Rapat kerja Komisi VII DPR RI dengan Kementerian Pariwisata (Kemenpar) hari ini menjadi sorotan setelah Anggota Komisi VII DPR RI Yoyok Riyo Sudibyo menyampaikan kritik pedas dan memberikan nilai 50 dari 100 terhadap kinerja Menteri Pariwisata Widiyanti Putri Wardhana.
Dalam rapat yang berlangsung di Gedung DPR RI, Yoyok menilai bahwa meskipun sektor pariwisata sering disebut sebagai salah satu penyumbang devisa negara yang signifikan, implementasi kebijakan dan penyerapan anggaran di bawah kepemimpinan Menpar Widiyanti masih jauh dari harapan.
Rapat kerja hari ini merupakan bagian dari fungsi pengawasan DPR terhadap kinerja kementerian terkait, khususnya dalam mengevaluasi realisasi anggaran tahun 2025 dan rencana kerja tahun 2026.
Komisi VII memang memiliki kewenangan pengawasan terhadap beberapa sektor strategis, termasuk pariwisata, energi, dan sumber daya mineral.
Poin-poin Kritik Utama dari Yoyok Sudibyo
Yoyok menyoroti beberapa isu krusial yang menurutnya menjadi bukti kinerja Kemenpar belum optimal di tahun 2025:
1. Penyerapan anggaran yang tidak proporsional dan belum menyentuh pelaku usaha wisata
Menurut Yoyok, sebagian besar anggaran lebih banyak digunakan untuk kegiatan seminar, sosialisasi, dan event-event promosi yang bersifat seremonial, sehingga dinilai hanya berperan sebagai “event organizer” (EO) semata.
“Anggaran seharusnya benar-benar dirasakan manfaatnya oleh pelaku wisata di lapangan, bukan hanya habis untuk seminar dan acara,” tegasnya.

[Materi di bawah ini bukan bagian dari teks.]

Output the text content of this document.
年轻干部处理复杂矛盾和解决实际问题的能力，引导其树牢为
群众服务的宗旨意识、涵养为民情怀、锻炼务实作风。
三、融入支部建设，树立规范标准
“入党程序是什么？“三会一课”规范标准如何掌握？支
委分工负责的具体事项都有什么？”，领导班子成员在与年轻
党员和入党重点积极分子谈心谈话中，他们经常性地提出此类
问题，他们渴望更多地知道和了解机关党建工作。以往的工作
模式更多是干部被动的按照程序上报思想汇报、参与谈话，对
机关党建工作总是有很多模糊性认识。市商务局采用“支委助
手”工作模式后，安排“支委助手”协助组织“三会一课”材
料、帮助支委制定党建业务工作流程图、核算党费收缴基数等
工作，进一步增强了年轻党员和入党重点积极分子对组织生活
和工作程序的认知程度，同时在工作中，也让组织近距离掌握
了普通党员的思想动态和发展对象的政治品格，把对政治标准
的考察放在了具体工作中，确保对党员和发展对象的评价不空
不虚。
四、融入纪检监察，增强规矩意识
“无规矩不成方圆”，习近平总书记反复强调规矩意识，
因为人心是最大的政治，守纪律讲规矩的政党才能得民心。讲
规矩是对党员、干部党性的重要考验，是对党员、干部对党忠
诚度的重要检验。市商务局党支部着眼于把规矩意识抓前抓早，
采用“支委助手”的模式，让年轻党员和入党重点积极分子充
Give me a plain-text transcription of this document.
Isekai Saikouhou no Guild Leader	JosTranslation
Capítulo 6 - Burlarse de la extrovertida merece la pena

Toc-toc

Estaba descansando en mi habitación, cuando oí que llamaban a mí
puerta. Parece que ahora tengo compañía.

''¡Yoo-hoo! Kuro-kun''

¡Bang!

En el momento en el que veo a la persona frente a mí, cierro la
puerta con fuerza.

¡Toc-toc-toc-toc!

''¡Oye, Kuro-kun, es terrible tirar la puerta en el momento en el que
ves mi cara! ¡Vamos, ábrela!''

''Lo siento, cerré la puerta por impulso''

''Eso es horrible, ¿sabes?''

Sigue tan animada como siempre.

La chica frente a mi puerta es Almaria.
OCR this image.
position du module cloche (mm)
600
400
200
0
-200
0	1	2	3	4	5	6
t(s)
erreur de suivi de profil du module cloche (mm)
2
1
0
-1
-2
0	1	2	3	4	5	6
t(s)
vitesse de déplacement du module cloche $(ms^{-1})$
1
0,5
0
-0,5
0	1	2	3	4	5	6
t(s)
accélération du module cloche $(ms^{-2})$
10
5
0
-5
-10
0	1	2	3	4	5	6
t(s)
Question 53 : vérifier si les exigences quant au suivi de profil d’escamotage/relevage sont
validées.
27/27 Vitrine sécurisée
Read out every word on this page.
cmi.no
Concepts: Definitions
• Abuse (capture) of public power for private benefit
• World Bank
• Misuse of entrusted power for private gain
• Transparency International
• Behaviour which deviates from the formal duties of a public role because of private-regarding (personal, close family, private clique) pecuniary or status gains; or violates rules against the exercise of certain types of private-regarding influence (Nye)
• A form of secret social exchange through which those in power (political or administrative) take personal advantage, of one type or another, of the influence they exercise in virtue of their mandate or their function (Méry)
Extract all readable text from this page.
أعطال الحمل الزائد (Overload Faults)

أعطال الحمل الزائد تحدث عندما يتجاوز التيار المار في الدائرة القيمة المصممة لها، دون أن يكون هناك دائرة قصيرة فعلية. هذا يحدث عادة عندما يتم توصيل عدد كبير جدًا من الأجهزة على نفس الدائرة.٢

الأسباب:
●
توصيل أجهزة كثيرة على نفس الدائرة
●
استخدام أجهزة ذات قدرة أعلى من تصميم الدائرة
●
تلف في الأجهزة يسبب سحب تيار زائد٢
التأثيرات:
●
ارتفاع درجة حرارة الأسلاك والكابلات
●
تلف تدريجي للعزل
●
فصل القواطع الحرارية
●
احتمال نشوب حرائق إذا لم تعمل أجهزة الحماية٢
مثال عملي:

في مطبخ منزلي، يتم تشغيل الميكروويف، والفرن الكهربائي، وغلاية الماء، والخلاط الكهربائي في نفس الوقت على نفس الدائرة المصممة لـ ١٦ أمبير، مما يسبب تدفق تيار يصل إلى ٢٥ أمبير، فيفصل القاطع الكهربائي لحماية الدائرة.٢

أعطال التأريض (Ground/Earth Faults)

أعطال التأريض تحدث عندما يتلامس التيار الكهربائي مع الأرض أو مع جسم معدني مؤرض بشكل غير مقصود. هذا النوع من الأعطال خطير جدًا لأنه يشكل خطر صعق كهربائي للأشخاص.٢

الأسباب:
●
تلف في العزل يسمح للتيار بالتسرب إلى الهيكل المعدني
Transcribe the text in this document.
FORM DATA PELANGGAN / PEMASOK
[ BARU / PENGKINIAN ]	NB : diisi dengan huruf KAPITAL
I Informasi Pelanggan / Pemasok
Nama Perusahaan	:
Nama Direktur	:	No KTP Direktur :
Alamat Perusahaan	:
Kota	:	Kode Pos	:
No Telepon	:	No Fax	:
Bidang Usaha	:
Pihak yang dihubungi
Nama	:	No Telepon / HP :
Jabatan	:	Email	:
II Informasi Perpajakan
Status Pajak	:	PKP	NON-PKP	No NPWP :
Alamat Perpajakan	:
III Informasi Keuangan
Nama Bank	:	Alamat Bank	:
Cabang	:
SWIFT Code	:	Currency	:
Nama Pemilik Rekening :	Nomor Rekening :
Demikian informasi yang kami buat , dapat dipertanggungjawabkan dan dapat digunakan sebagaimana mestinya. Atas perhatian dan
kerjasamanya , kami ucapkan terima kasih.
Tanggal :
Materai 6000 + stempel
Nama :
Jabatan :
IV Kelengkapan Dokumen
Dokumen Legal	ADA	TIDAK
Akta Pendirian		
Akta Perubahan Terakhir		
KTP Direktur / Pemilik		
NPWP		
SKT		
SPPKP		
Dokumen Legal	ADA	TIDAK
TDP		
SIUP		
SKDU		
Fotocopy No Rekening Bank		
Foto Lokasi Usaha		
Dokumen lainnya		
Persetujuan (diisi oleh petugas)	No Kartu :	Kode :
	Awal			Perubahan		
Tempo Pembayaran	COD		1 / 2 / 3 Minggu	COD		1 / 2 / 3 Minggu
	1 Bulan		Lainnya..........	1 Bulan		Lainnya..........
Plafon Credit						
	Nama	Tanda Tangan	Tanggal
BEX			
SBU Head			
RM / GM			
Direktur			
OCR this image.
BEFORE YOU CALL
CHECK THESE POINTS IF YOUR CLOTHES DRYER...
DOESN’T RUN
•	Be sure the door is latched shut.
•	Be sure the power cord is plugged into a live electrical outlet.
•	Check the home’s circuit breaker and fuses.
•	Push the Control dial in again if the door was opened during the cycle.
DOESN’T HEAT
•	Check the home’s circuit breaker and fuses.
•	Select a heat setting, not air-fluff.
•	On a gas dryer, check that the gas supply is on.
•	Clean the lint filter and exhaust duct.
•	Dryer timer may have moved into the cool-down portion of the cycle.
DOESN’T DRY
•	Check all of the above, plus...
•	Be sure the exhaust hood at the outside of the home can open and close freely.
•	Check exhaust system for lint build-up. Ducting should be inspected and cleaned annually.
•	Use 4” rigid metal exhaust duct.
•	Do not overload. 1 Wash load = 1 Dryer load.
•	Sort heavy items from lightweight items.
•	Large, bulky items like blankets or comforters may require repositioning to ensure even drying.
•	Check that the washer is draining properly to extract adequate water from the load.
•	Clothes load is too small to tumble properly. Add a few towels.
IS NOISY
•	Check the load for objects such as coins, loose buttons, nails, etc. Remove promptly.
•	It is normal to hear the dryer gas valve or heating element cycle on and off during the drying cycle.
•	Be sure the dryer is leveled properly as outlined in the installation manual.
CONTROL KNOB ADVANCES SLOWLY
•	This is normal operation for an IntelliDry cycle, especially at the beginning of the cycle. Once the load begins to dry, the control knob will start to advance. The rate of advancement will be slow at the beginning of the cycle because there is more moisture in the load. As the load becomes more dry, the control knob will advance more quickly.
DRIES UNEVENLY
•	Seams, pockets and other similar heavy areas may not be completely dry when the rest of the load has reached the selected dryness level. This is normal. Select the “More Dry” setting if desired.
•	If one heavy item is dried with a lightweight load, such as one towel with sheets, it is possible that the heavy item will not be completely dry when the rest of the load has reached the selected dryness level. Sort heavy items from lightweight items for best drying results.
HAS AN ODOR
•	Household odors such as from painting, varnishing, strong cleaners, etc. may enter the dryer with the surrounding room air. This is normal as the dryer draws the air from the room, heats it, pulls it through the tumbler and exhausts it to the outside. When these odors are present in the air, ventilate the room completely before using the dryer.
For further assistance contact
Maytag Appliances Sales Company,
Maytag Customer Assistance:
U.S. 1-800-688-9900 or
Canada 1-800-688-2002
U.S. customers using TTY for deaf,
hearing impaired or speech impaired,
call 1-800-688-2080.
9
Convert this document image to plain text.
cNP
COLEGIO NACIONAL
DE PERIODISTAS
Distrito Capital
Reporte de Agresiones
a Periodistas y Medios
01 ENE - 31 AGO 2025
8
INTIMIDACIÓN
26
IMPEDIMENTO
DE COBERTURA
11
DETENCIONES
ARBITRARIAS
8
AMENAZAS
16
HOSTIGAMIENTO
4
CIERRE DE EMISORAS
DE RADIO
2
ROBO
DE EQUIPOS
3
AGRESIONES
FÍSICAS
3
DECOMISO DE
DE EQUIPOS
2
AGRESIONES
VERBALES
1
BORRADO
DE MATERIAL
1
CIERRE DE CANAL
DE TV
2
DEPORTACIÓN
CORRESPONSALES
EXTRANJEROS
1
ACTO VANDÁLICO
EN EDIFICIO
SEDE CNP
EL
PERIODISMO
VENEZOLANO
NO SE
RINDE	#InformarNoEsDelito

2. Klaim pencapaian pariwisata nasional tidak sebanding dengan realitas di lapangan
Yoyok menilai banyak klaim prestasi yang disampaikan Kemenpar tidak terasa di tingkat grassroot. Ia mencontohkan masih tingginya biaya transportasi udara dan darat ke destinasi wisata, infrastruktur yang rusak, serta minimnya peran pemerintah dalam menekan harga tiket pesawat dan aksesibilitas wisata.
3. Kebijakan 2026 harus menjadi “mesin ekonomi” yang benar-benar berfungsi
Yoyok menekankan agar anggaran dan program tahun 2026 harus benar-benar efektif dan tepat sasaran. Ia meminta Kemenpar untuk tidak lagi hanya berorientasi pada angka statistik, melainkan pada dampak nyata bagi masyarakat dan pelaku usaha pariwisata.
“Kalau boleh saya nilai, kinerja saat ini saya beri 50 dari 100,” ujar Yoyok dengan tegas dalam rapat tersebut.
Nilai tersebut mencerminkan pandangannya bahwa ada potensi besar di sektor pariwisata, tetapi eksekusi dan distribusi manfaatnya masih sangat kurang.
Respons Menteri Pariwisata Widiyanti Putri Wardhana
Menanggapi kritik tersebut, Menteri Widiyanti Putri Wardhana menyatakan bahwa penilaian tersebut bersifat subyektif dan ia menghormati pendapat anggota dewan.
Ia menegaskan bahwa kinerja Kemenpar selama ini sudah berjalan dengan baik dan banyak capaian yang telah diraih, meskipun memang masih ada tantangan yang harus diperbaiki.
“Penilaian 50 itu subyektif. Kami percaya kinerja kami sangat baik dan terus berupaya meningkatkan sektor pariwisata nasional,” kata Menpar dalam tanggapannya di rapat yang sama.